Cuando Alan Rusbridger dimitió como director de “The Guardian” el miércoles pasado, el siguiente espectáculo se desplegó en Twitter. En el espacio de un minuto de que la noticia se difundiera, comenzaron los elogios. Un ex colega tuiteó: “Pocos en la historia del periodismo han tenido la visión y el talento de @arusbridger –o tocaban el piano tan bien. Un gran director”.
Entonces otros se amontonaron, tuiteando: “El periodismo británico no será igual sin @arusbridger. Si alguien cree que los tweets que está viendo son excesivos es porque nunca lo vieron en acción”.

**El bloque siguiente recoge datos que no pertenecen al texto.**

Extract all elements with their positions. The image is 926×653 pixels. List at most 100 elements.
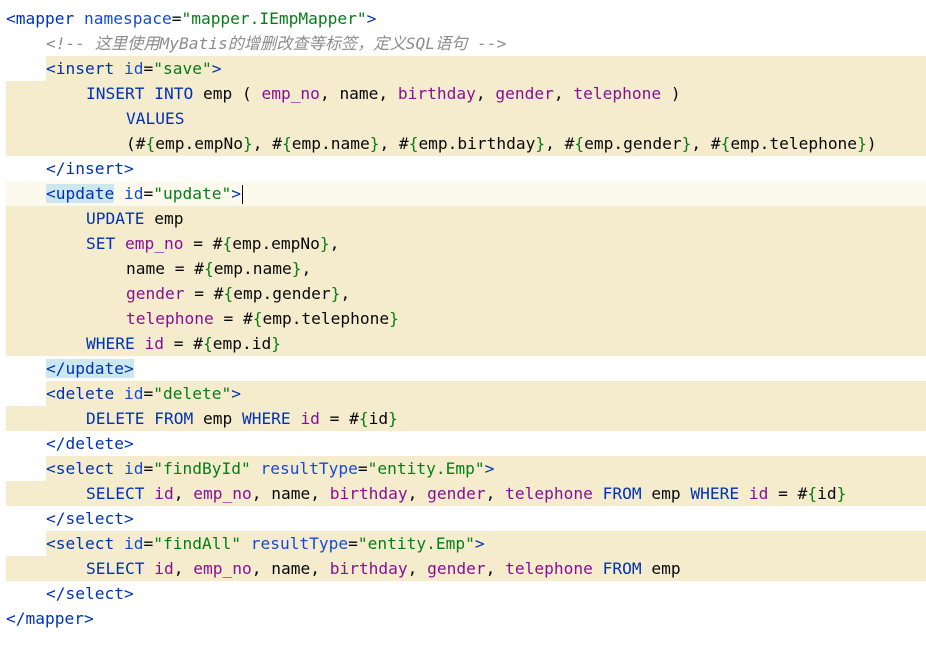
code-token: </ [46, 434, 66, 453]
code-token: telephone [126, 309, 214, 328]
code-token: emp [154, 209, 184, 228]
code-text: </select> [46, 581, 134, 606]
code-line[interactable]: DELETE FROM emp WHERE id = #{id} [0, 406, 926, 431]
code-content: SELECT id, emp_no, name, birthday, gende… [6, 481, 926, 506]
code-content: name = #{emp.name}, [6, 256, 926, 281]
code-text: (#{emp.empNo}, #{emp.name}, #{emp.birthd… [126, 131, 877, 156]
code-token: } [242, 134, 253, 153]
code-text: </mapper> [6, 606, 94, 631]
code-text: DELETE FROM emp WHERE id = #{id} [86, 406, 398, 431]
code-token: telephone [505, 559, 593, 578]
code-token: emp [651, 484, 681, 503]
code-content: (#{emp.empNo}, #{emp.name}, #{emp.birthd… [6, 131, 926, 156]
code-token: } [291, 259, 302, 278]
code-line[interactable]: </delete> [0, 431, 926, 456]
code-token: < [46, 384, 56, 403]
code-line[interactable]: </select> [0, 506, 926, 531]
code-token: ) [661, 84, 681, 103]
code-token: emp_no [193, 484, 252, 503]
code-line[interactable]: </select> [0, 581, 926, 606]
code-line[interactable]: <select id="findAll" resultType="entity.… [0, 531, 926, 556]
code-text: </update> [46, 356, 134, 381]
code-token: { [807, 484, 818, 503]
code-token: id [300, 409, 320, 428]
code-line[interactable]: </insert> [0, 156, 926, 181]
code-text: </delete> [46, 431, 134, 456]
code-token: > [123, 159, 134, 178]
code-line[interactable]: SELECT id, emp_no, name, birthday, gende… [0, 556, 926, 581]
code-token: select [55, 534, 115, 553]
code-token: , [319, 84, 340, 103]
code-token: update [65, 359, 124, 378]
code-token: , [485, 559, 506, 578]
code-content: <mapper namespace="mapper.IEmpMapper"> [6, 6, 926, 31]
code-line[interactable]: <!-- 这里使用MyBatis的增删改查等标签，定义SQL语句 --> [0, 31, 926, 56]
code-token: } [535, 134, 546, 153]
code-content: </select> [6, 506, 926, 531]
code-content: </mapper> [6, 606, 926, 631]
code-token: } [681, 134, 692, 153]
code-token: "entity.Emp" [357, 534, 475, 553]
code-token: select [65, 584, 124, 603]
code-token: id [123, 184, 144, 203]
code-line[interactable]: UPDATE emp [0, 206, 926, 231]
code-token: </ [46, 584, 66, 603]
code-editor[interactable]: <mapper namespace="mapper.IEmpMapper"> <!… [0, 6, 926, 631]
code-line[interactable]: <mapper namespace="mapper.IEmpMapper"> [0, 6, 926, 31]
code-token: = # [163, 334, 203, 353]
code-line[interactable]: gender = #{emp.gender}, [0, 281, 926, 306]
code-token: , [407, 484, 428, 503]
code-content: DELETE FROM emp WHERE id = #{id} [6, 406, 926, 431]
code-token: insert [65, 159, 124, 178]
code-token: delete [65, 434, 124, 453]
code-line[interactable]: SELECT id, emp_no, name, birthday, gende… [0, 481, 926, 506]
code-content: SELECT id, emp_no, name, birthday, gende… [6, 556, 926, 581]
code-line[interactable]: (#{emp.empNo}, #{emp.name}, #{emp.birthd… [0, 131, 926, 156]
code-text: <delete id="delete"> [46, 381, 241, 406]
code-token: = [143, 384, 154, 403]
code-line[interactable]: <insert id="save"> [0, 56, 926, 81]
code-token: > [366, 9, 377, 28]
code-line[interactable]: VALUES [0, 106, 926, 131]
code-text: <!-- 这里使用MyBatis的增删改查等标签，定义SQL语句 --> [46, 31, 506, 56]
code-token: SELECT [86, 559, 155, 578]
code-text: telephone = #{emp.telephone} [126, 306, 399, 331]
code-line[interactable]: <update id="update"> [0, 181, 926, 206]
code-token: emp_no [124, 234, 184, 253]
code-token: , [553, 84, 574, 103]
code-text: UPDATE emp [86, 206, 183, 231]
code-content: </update> [6, 356, 926, 381]
code-token: VALUES [126, 109, 185, 128]
code-line[interactable]: <select id="findById" resultType="entity… [0, 456, 926, 481]
code-text: </select> [46, 506, 134, 531]
code-line[interactable]: </mapper> [0, 606, 926, 631]
text-caret [241, 185, 243, 204]
code-token: } [330, 284, 341, 303]
code-content: VALUES [6, 106, 926, 131]
code-line[interactable]: INSERT INTO emp ( emp_no, name, birthday… [0, 81, 926, 106]
code-content: <select id="findById" resultType="entity… [6, 456, 926, 481]
code-line[interactable]: telephone = #{emp.telephone} [0, 306, 926, 331]
code-line[interactable]: WHERE id = #{emp.id} [0, 331, 926, 356]
code-token: > [123, 434, 134, 453]
code-token: resultType [260, 459, 358, 478]
code-token: emp [202, 409, 233, 428]
code-token: emp_no [193, 559, 252, 578]
code-token: } [389, 309, 399, 328]
code-token: select [65, 509, 124, 528]
code-token: "findAll" [153, 534, 241, 553]
code-content: <insert id="save"> [6, 56, 926, 81]
code-line[interactable]: </update> [0, 356, 926, 381]
code-token: <!-- 这里使用MyBatis的增删改查等标签，定义SQL语句 --> [46, 34, 507, 53]
code-line[interactable]: name = #{emp.name}, [0, 256, 926, 281]
code-token: { [408, 134, 419, 153]
code-token: FROM [592, 484, 652, 503]
code-line[interactable]: <delete id="delete"> [0, 381, 926, 406]
code-line[interactable]: SET emp_no = #{emp.empNo}, [0, 231, 926, 256]
code-token: < [46, 184, 56, 203]
code-token: , [310, 559, 330, 578]
code-token: } [836, 484, 847, 503]
code-token: telephone [573, 84, 662, 103]
code-token: id [123, 534, 144, 553]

Observé el proceso con macabra fascinación, notando que algunos de los elogios recibían las gracias del hombre mismo, mientras que otros chocaban con el silencio.El Sr. Rusbridger, según lo que se dice, ha sido un excelente director –y también sabe tocar la “Ballade N° 1” de Chopin en el piano. Pero los tuits son una forma vulgar de decirlo, y no prueban nada necesariamente. Aun en la era pre-Internet nunca hubo una relación particularmente fuerte entre las alabanzas públicas de parte de entidades interesadas y el verdadero valor de una persona.
Cuando el Rey Lear de Shakespeare decidió que había llegado la hora de dividir su reino, les preguntó a sus hijas cuánto lo amaban. “Señor, yo lo amo más de lo que las palabras pueden ejercer sobre este tema”, dijo Regan, a lo cual Goneril anunció que ella lo amaba igual –y aun más.

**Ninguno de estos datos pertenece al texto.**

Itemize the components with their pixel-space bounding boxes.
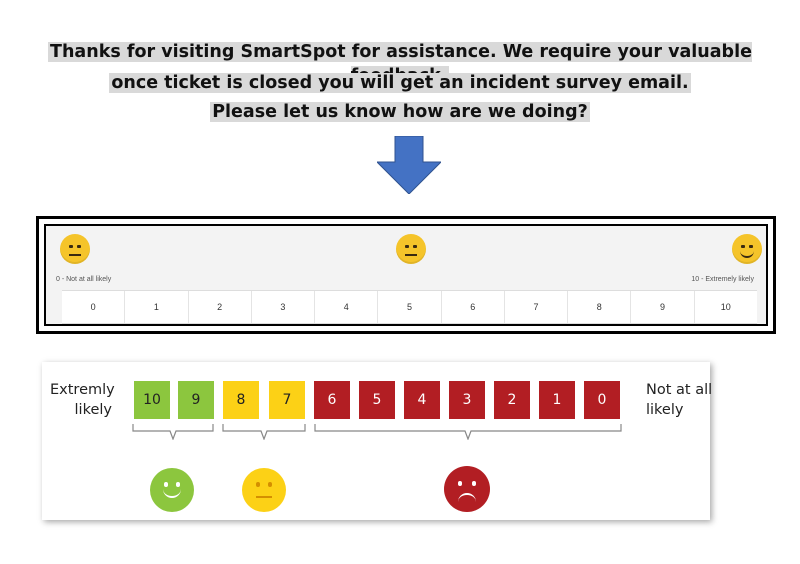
score-box-5: 5 <box>359 381 395 419</box>
not-at-all-likely-label-line1: Not at all <box>646 382 713 398</box>
rating-option-5[interactable]: 5 <box>378 291 442 323</box>
header-line-3-text: Please let us know how are we doing? <box>210 102 590 122</box>
score-box-3: 3 <box>449 381 485 419</box>
rating-option-0[interactable]: 0 <box>62 291 126 323</box>
rating-option-4[interactable]: 4 <box>315 291 379 323</box>
neutral-face-icon <box>242 468 286 512</box>
header-line-2: once ticket is closed you will get an in… <box>0 71 800 95</box>
rating-option-1[interactable]: 1 <box>125 291 189 323</box>
sad-face-icon <box>444 466 490 512</box>
header-line-2-text: once ticket is closed you will get an in… <box>109 73 691 93</box>
rating-option-10[interactable]: 10 <box>695 291 757 323</box>
rating-option-7[interactable]: 7 <box>505 291 569 323</box>
score-box-2: 2 <box>494 381 530 419</box>
header-line-3: Please let us know how are we doing? <box>0 100 800 124</box>
not-at-all-likely-label: Not at all likely <box>646 380 716 420</box>
extremely-likely-label-line1: Extremly <box>50 382 115 398</box>
score-box-10: 10 <box>134 381 170 419</box>
happy-face-icon <box>150 468 194 512</box>
score-box-8: 8 <box>223 381 259 419</box>
not-at-all-likely-label-line2: likely <box>646 402 684 418</box>
rating-option-2[interactable]: 2 <box>189 291 252 323</box>
down-arrow-icon <box>377 136 441 194</box>
score-box-9: 9 <box>178 381 214 419</box>
score-box-4: 4 <box>404 381 440 419</box>
survey-widget-panel: 0 - Not at all likely 10 - Extremely lik… <box>44 224 768 326</box>
promoters-brace <box>132 424 214 440</box>
rating-scale: 0 1 2 3 4 5 6 7 8 9 10 <box>62 290 757 324</box>
score-box-7: 7 <box>269 381 305 419</box>
rating-option-3[interactable]: 3 <box>252 291 316 323</box>
rating-option-9[interactable]: 9 <box>631 291 695 323</box>
passives-brace <box>222 424 306 440</box>
score-box-1: 1 <box>539 381 575 419</box>
neutral-face-icon[interactable] <box>60 234 90 264</box>
rating-option-8[interactable]: 8 <box>568 291 632 323</box>
low-anchor-label: 0 - Not at all likely <box>56 276 112 283</box>
detractors-brace <box>314 424 622 440</box>
score-box-6: 6 <box>314 381 350 419</box>
survey-widget: 0 - Not at all likely 10 - Extremely lik… <box>36 216 776 334</box>
neutral-face-icon[interactable] <box>396 234 426 264</box>
extremely-likely-label-line2: likely <box>74 402 112 418</box>
score-box-0: 0 <box>584 381 620 419</box>
smiling-face-icon[interactable] <box>732 234 762 264</box>
rating-option-6[interactable]: 6 <box>442 291 505 323</box>
high-anchor-label: 10 - Extremely likely <box>691 276 754 283</box>
extremely-likely-label: Extremly likely <box>50 380 115 420</box>
nps-legend: Extremly likely 10 9 8 7 6 5 4 3 2 1 0 N… <box>42 362 712 520</box>
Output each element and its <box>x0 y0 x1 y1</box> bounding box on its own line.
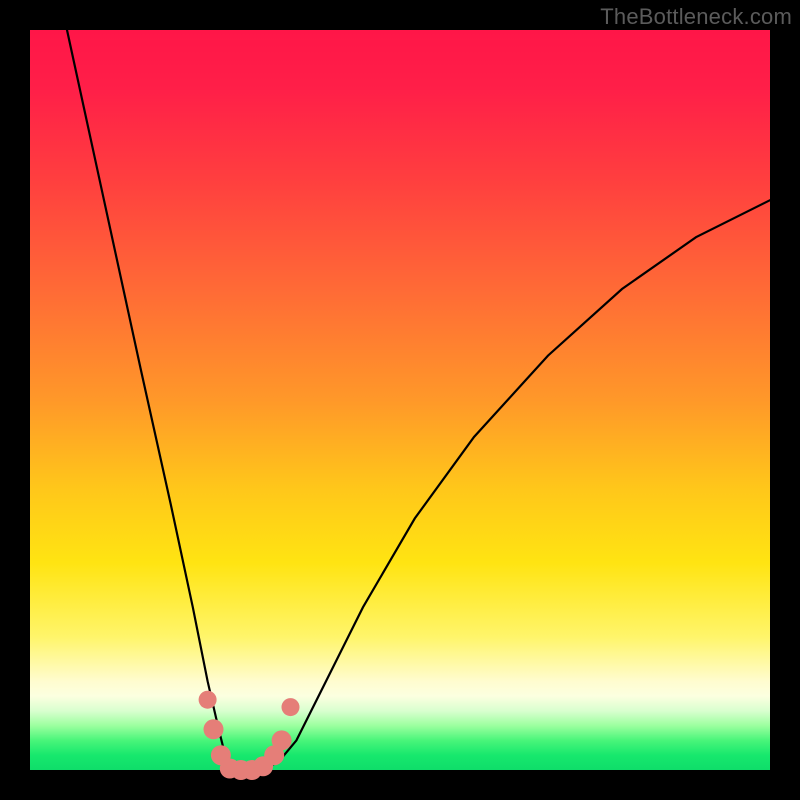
chart-frame: TheBottleneck.com <box>0 0 800 800</box>
highlight-markers <box>199 691 300 780</box>
watermark-text: TheBottleneck.com <box>600 4 792 30</box>
bottleneck-curve <box>67 30 770 770</box>
marker-dot <box>272 730 292 750</box>
marker-dot <box>199 691 217 709</box>
plot-area <box>30 30 770 770</box>
curve-svg <box>30 30 770 770</box>
marker-dot <box>204 719 224 739</box>
marker-dot <box>282 698 300 716</box>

Tuve que pensar en la guerra de las hermanas cuando leí la competencia de tuits de dos de las más comentadas pretendientes al cargo del Sr. Rusbridger. La primera en declarar su amor por su director en retiro fue Janine Gibson. “Alan Rusbridger: Director que surge solo una vez en una generación; mejor jefe de todos los tiempos; hábil en dar sorpresas”, tuiteó. Su rival para el primer cargo, Katherine Viner, hizo lo mismo con su himno en 140 letras o menos: “Alan Rusbridger –mi jefe e inspiración por 17 años: nunca sintió miedo, siempre nos empujó a ser mejores, más atrevidos, más valientes”.
Afortunadamente, “The Guardian tiene su propia Cordelia” (la hija mesurada del Rey Lear) en la persona de Patrick Wintour, su editor político. “Alan Rusbridger dimite como Editor en Jefe de The Guardian el verano de 2015 para asumir el puesto de director de la junta de Scott Trust”, rezaba su decoroso tuit.
En “The Economist”, el otro equipo británico de los medios que perdió un director la semana pasada, la actividad de Twitter por parte del personal fue más comedida. Solamente unos pocos dijeron que echarían de menos a su jefe, y un grupo aun más reducido optó por adular. “John Micklethwait, nuestro excepcional director en @TheEconomist asume el cargo de editor en jefe de Bloomberg. Son afortunados”, alguien escribió. Por lo demás, los periodistas de “The Economist” adoptaron la postura de buen gusto de Cordelia y solamente tuitearon los hechos.
¿Qué significa esto? ¿Que el Sr. Micklethwait no fue un buen director? ¿O que “The Economist” todavía se aferra al decoro –aun en las redes sociales? O quizás existe una explicación más sencilla. No tiene sentido adular en Twitter, ya que una de las cosas más notables del director en salida de “The Economist” es que logró dirigir una organización de los medios de comunicación sin el menor tuit.
Y un reparo aun más poderoso a los elogios tuiteados es que un legado se juzga mejor en años que en segundos. Esto se me reveló la semana pasada en la venta navideña de libros en el FT. Mientras que los colegas competían por las gangas, noté que estaba pisoteando un triste ejemplar del libro escrito por el hombre que había recibido más aplausos instantáneos que nadie que yo recuerde cuando dejó su cargo hace tres años.
La semana pasada nadie quería las memorias estilo por-qué-soy-tan-importante de Terry Leahy, ni siquiera a un precio reducido al 95%. Dado que Tesco está a punto de hundirse como resultado del dudoso legado del Sr. Leahy, es de esperarse una demanda limitada por sus homilías sobre la importancia de la verdad, la lealtad y la valentía. Hasta el título, “La Gestión Empresarial en 10 Palabras”, ahora parece un caso de mala presentación. Es en realidad la gestión en 312 –bastante desacreditadas– páginas.